Narrer. Narrer pour concrétiser ce besoin compulsif d'exister. Il n'est de meilleur moyen de s'assurer être l'héroïne qu'en contant soi-même l'histoire. Qu'en apposant son point de vue comme un sceau sur la vie qui défile. Capturer les pensées au moment où elles se forment et leur donner corps dans la parole, en les formulant les anoblir et les rapprocher d'une vérité auto-réalisatrice. Après tout, cette narration est aussi un manifeste, une prise de pouvoir sur sa propre vie. On a conquit le droit de la définir, de choisir les termes avec lesquels la décrire... avec lesquels la diriger. Car le pouvoir de la narratrice, c'est aussi celui-ci : observer depuis l'ombre, traquer les coïncidences et y précipiter le personnage, pour rendre le roman plus piquant, plus intriguant. Raconter, c'est décider. Les mots sont le premier pas vers l'action. Quelquefois, les mots sont l'action. Les mots pourtant ne suffisent pas à recouvrir la blessure originelle, encore vibrante : Love can't be repaired.


Chapitre 2 : Yuka ユカ


Rien n'est plus cruel que d'être celle qui reste. Qui sait quels horizons, qui sait quelles opportunités s'offrent à l'autre pour qui tout est nouveau ? Mais ici, toujours les mêmes paysages, toujours les mêmes visages, les mêmes gestes et les mêmes obsessions, dans un monde qui n'a de cesse de se digérer lui-même. Pire : c'est celle qui part qui préoccupe les consciences, devenue soudain plus saillante par son absence. Ne reste qu'une version appauvrie du quotidien. La même vie morne et répétitive, moins elle. Devoir rester là, à attendre que sa vie commence, pendant que l'autre vole de ses propres ailes. Il n'y a pas de place pour l'inquiétude, pas de place pour l'attente, car la sororité donne les clefs de la compréhension : en partageant ton destin, je partage les raisons de ton choix. Seule émerge l'impatience de s'engouffrer dans la même voie, non : la jalousie de ne l'avoir suivie en premier, condamnée que je suis à présent à n'être qu'une imitatrice.

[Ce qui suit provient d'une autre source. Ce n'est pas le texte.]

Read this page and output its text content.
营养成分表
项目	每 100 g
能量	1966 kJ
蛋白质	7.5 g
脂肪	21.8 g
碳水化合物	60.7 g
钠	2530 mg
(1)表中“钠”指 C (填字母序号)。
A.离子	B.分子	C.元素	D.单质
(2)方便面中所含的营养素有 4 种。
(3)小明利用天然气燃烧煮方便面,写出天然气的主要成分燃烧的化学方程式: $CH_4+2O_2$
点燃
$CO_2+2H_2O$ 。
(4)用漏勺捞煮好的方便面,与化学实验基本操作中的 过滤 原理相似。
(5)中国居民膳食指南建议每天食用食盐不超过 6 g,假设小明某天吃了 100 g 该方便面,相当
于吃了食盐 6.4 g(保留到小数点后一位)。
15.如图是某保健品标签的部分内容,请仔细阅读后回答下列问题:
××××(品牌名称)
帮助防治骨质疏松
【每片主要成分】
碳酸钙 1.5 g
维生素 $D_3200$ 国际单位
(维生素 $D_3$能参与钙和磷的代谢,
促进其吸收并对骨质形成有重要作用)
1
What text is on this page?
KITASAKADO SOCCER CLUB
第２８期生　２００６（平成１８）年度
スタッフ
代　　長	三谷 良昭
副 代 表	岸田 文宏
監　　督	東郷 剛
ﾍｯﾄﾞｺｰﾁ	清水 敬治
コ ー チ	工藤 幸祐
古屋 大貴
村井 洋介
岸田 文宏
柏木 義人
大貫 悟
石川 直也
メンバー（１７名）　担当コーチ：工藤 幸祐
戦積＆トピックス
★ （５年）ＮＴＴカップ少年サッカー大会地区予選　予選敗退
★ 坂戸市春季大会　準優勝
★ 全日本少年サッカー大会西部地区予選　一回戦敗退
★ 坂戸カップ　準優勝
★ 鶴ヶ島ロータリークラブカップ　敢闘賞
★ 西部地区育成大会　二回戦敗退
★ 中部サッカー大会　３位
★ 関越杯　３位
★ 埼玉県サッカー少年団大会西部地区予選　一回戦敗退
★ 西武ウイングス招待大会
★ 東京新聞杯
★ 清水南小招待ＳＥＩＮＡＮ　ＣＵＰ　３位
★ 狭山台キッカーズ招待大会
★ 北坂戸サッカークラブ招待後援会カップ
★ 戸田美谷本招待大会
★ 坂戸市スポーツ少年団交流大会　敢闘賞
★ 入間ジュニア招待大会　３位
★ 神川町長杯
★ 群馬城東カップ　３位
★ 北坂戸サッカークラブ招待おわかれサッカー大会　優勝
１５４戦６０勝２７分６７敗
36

Et rêver, aussi. Rêver que l'on est malgré tout nécessaire là où l'on est. Que si l'on reste, c'est aussi par compassion pour ceux qui ne sauraient se priver de nous, et que le monde cessera de tourner après nous. Doux fantasme que les regrets et la culpabilité de ceux dont les yeux glissent sur nous sans nous pénétrer. Enfin, dans le manque, ils sauront ma valeur, explosant à leurs yeux dans une gerbe de remords. S'imaginer les étapes par lesquelles ils tenteront de se repentir, le pèlerinage qu'ils entreprendront pour découvrir enfin la teneur du rôle qu'ils ont si longtemps négligé. Pour découvrir enfin qui je suis, moi qu'ils ont si longtemps négligée. Et sous la fille que l'autorité leur faisait penser acquise, révéler la personne. Pourtant, aussi réconfortante que soit cette pensée, elle n'est qu'un pis-aller, maigre soin palliatif pour distraire la pensée de l'abominable certitude : Love can't be repaired.


Chapitre 3 : Kumiko クミコ


Quelle ironie, que les rapports supposés être les plus sincères soient ceux les plus réglés par la société. Dans tous les livres, sur toutes les télévisions, chez tous les voisins, le modèle de la famille idéale. Ce que tu dois obtenir, faute de quoi tu es malheureux. Si, si, je t'assure, tu es malheureux. Tu ne le sens peut-être pas encore, mais nous nous chargerons de te faire comprendre que tu es incomplet, que tu as échoué puisque tu n'as pas suivi les prescriptions de la société. Ce n'est jamais qu'un rôle à jouer. Le père idéal, et la mère idéale, et les enfants idéaux. Qu'importe l'individu en-dessous : nous sommes là pour faire écho au modèle que l'on nous a imposé. Simplement, presque mécaniquement. Se distraire de la vertigineuse vérité, qui veut que l'on soit toujours seul. Toujours. Désespérément. Seul. Alors, quelle différence fait l'hypocrisie ? De toute manière, chacun ne fait que porter un masque, jouer un rôle.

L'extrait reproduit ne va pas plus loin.